Kundenbindung

Mehrwertprogramme - nicht jede Leistung ist im Paket sinnvoll

Während die Wirtschafts- und Finanzkrise derzeit branchenübergreifend Verunsicherung und Ratlosigkeit auslöst, gibt es eine Gruppe, die vom tiefgreifenden Struktur wandel im Bankensektor profitiert: die Sparkassen. Galten sie seit dem Aufkommen von Online- und Direktbanken Mitte der neunziger Jahre bei manchen als behäbig und als Bankenmodell überholt, zeigt sich jetzt die Stärke der öffentlichrechtlichen Institute. Denn sie sehen das Bankgeschäft mit Privat- und Firmenkunden schon von jeher als ihr Kerngeschäftsfeld an. Und sie stehen mit Qualität, Beratung und regionaler Nähe für Werte, die bei Kunden wieder gefragt sind.

Das belegt auch die Studie der GfK-Marktforschung vom Oktober 2008. Danach zieht es wechselwillige Kunden in Zeiten der Krise vor allem zurück zu den Sparkassen. 69 Prozent aller Befragten halten die bei den Sparkassen deponierten Gelder für sehr sicher angelegt. Bei den Sparkassenkunden selbst beträgt dieser Wert sogar 76 Prozent. Den Direktbanken wie der ING-Diba oder der Comdirect-Bank vertrauen dagegen nur noch 36 beziehungsweise 28 Prozent der Befragten völlig.

Für die regionalen Institute bedeutet dies nicht nur einen Imagegewinn, sondern es schlägt sich auch in Kundenzuwachs und steigenden Einlagen nieder. Die Hambur ger Sparkasse (Haspa) verzeichnete zum Beispiel 2008 einen Zuwachs der Kundeneinlagen um zwölf Prozent auf über 25 Milliarden Euro. Auch die Zahl der Girokonten hat sich bei der Sparkasse im vergangenen Jahr um über 80 000 deutlich erhöht.

Jetzt gilt es, diesen Vertrauensvorschuss gewinnbringend anzulegen und die Kunden, die neuen wie die alten, dauerhaft zu halten. Die Sparkassen sollten dazu all ihre Vorzüge gezielt ausspielen. Dazu gehört jedoch mehr als nur auf die klassischen Argumente wie das engmaschige Filialnetz und die persönliche Beratung zu setzen. Wer Kunden über die Krise hinaus halten will, muss sie emotional und rational stärker an das Unternehmen binden und auch langfristig echte Mehrwerte bieten.

Ankerprodukt Girokonto aufwerten

Für die Sparkassen kann sich das doppelt lohnen. Sie können die neu gewonnenen Kunden und Gelder auch mittel- und langfristig an das Haus binden, um Marktanteile zu sichern. Und mit intelligenten Ansätzen wie Mehrwertkonto-Modellen können sie sich auch im nächsten Aufschwung der wiederkehrenden Kostendiskussion entziehen, indem sie schon jetzt ein auf Qualität ausgerichtetes Ertragsmodell bei den Kunden durchsetzen.
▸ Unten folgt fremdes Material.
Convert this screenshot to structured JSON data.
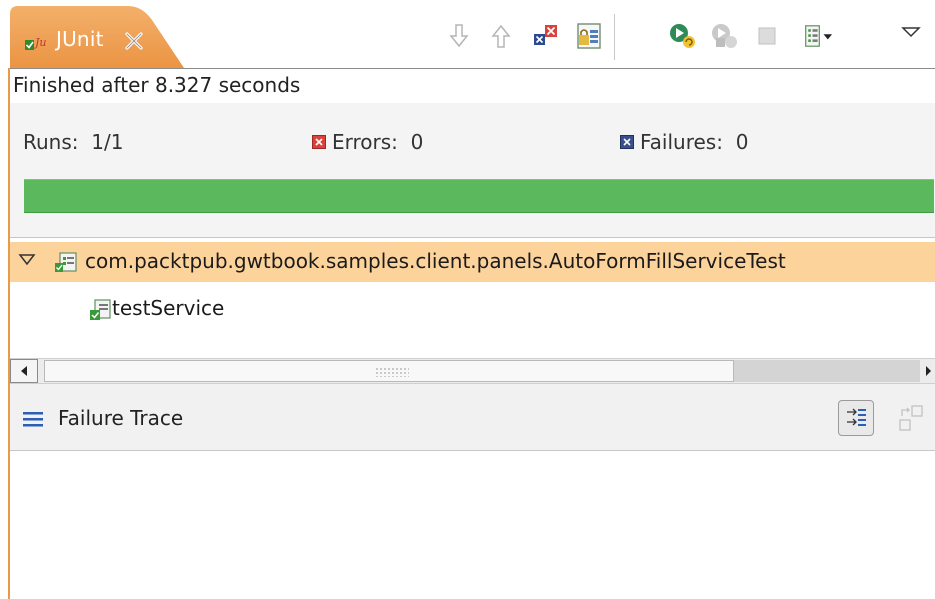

Die Haspa ist diesen Schritt bereits Ende der neunziger Jahre gegangen, als der Markt für Girokonten durch die aufkommenden Direktbanken erstmals in Bewegung geriet. Gemeinsam mit der Affinion International stellte sich die Sparkasse der Herausforderung von Billiganbietern und Null-Euro-Konten. Die Unternehmen entwickelten ein umfassendes strategisches Konzept, das als Beispiel für erfolgreiche Kundenbindung und als stabile Ertragsquelle im Preiswettbewerb der Banken deutschlandweit Schule gemacht hat und auch für die aktuelle Herausforderung ein Vorbild sein kann: die Haspa-Joker-Konten.

Beim Haspa-Joker-Programm handelt es sich um die deutschlandweit ersten Girokonten, in denen klassische Bankleistungen mit ausgewählten Mehrwerten zu attraktiven - und rentablen - Paketen ver bunden werden. Aktuell offeriert die Haspa mit den Basis-, Silber- und Gold-Paketen drei Joker-Varianten für alle Kunden und mit den Paketen Intro und Unicus spezielle Pakete für jüngere Zielgruppen.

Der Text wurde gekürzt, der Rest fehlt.